No less than any physicist who use mathematics. Not just the
mathematical language, but also some mathematical truth.
You probably meant "No more than..." But what you wrote is correct:
"The direct, platonic, correspondence of physical theories to the nature
of reality ... is fraught with problems: First, theories are notoriously
temporary. We can never know if quantum field theory will not someday be
replaced with another more powerful model that makes no mention of
fields (or particles, for that matter). Second, as with all physical
theories, quantum field theory is a model—a human contrivance. We test
our models to find out if they work; but we can never be sure, even for
highly predictive models like quantum electrodynamics, to what degree
they correspond to “reality.” To claim they do is metaphysics. If there
were an empirical way to determine ultimate reality, it would be
physics, not metaphysics; but it seems there isn't."
Victor J Stenger
I'm bothered by his modal logic of "B" which seems to morph betweeen
"believes" and "proves" (beweisbar) which he justifies by saying he's
referring to perfect reasoner who therefore proves, and believes,
everything provable.
That is the lesson of Gödel’s theorem: “provable” does not entail
“true”, and “true” does not entail provable. And “provable”
(beweisbar) obey to a logic of belief, not of knowledge. And yes, I
use “perfect reasoner”, which simplifies a lot the derivation of
physics. Interrogating machines which lies, or are deluded is not
necessary for the solution of the metaphysical/theological mind-body
problem.
But it is highly unrealistic to assume the perfect reasoner not only
makes no mistakes, but also completes and knows all proofs.

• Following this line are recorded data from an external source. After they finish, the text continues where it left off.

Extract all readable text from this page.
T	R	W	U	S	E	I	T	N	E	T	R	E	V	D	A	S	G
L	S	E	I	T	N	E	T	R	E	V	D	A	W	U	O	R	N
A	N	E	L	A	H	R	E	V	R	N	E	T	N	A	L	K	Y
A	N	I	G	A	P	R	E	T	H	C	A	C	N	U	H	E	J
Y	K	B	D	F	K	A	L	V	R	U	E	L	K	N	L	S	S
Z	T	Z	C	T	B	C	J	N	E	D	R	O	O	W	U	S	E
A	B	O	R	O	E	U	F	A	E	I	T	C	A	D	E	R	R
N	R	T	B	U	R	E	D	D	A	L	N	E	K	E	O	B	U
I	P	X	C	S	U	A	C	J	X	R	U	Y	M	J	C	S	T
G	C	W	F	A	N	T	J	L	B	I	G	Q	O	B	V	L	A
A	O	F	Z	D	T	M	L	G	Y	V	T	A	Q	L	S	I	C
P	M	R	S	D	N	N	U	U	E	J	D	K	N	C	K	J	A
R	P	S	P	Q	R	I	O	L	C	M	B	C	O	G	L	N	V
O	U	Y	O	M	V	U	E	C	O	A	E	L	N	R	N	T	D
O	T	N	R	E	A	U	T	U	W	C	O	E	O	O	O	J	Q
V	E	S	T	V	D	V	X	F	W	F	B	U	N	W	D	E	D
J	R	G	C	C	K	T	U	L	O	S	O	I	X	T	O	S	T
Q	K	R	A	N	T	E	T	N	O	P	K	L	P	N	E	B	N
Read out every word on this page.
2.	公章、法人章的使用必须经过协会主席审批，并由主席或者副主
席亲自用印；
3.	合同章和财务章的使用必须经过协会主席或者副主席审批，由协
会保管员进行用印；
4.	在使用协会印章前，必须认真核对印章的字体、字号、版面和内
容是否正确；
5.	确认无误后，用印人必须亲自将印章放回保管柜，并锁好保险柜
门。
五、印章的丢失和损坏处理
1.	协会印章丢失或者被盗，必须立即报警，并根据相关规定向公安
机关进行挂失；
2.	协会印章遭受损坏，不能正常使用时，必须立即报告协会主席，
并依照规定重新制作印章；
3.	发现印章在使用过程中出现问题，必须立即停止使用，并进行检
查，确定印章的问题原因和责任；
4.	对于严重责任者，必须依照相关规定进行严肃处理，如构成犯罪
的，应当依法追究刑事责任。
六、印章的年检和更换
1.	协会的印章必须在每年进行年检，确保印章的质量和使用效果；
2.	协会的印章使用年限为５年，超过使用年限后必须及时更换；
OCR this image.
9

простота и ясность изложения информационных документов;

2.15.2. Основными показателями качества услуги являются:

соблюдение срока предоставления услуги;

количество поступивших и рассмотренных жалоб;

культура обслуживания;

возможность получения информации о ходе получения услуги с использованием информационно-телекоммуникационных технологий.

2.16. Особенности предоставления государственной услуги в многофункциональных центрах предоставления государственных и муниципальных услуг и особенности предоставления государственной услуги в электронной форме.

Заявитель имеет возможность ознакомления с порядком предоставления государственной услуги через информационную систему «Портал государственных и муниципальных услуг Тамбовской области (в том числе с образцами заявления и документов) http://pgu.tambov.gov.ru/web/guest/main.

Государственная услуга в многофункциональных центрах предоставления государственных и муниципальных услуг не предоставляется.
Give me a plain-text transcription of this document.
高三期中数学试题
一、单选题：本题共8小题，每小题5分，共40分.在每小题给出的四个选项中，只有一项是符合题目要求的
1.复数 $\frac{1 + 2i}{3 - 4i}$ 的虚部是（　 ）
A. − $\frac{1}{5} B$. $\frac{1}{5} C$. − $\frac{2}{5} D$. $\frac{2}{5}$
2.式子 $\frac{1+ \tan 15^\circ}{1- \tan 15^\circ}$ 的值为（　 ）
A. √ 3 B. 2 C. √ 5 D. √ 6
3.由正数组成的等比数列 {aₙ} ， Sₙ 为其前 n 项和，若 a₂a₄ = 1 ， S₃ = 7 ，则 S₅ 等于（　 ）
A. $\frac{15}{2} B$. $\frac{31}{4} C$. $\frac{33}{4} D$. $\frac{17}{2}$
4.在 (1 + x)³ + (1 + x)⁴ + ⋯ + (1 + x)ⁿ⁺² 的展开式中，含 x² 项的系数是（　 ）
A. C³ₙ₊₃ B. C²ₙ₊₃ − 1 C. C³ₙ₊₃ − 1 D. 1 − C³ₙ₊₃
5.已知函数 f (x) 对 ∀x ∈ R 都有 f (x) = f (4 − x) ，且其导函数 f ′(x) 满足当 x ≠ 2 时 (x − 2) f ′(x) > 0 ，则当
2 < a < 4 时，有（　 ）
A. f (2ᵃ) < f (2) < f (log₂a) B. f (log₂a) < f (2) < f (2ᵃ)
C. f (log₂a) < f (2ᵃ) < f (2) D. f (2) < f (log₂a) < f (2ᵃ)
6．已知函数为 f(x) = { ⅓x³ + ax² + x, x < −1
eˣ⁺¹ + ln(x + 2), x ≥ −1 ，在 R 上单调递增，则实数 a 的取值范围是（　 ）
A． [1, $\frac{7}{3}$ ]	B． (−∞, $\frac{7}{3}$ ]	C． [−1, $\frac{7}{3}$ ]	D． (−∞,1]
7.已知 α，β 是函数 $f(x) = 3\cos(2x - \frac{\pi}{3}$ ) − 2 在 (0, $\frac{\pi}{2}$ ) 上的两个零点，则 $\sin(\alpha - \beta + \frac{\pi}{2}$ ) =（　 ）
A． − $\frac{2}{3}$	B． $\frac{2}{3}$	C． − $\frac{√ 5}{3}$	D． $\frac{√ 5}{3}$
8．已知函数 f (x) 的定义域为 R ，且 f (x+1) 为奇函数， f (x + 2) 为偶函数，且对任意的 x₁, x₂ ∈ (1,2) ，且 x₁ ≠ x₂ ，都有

But this not a model of human reasoning.
Right, but using “human reasoning” would make the whole derivation of
physics far more complex than necessary, especially that we want to
show that *all* correct universal machine find the same physics.
But that is begging the question. You may /want/ all correct universal
machines to find the same physics, but maybe there is no unique physics.
You could criticise newton for simplifying the sun up to a point. That
would be a poor critics of classical mechanics.
Factual doesn't enter into it, so how can counterfactual.
? (If you can elaborate. With mechanism, factual is an indexical)
With physics it's what is observed, what is intersubjectively agreed
upon. If factual is indicial then counterfactual is what no one indicates.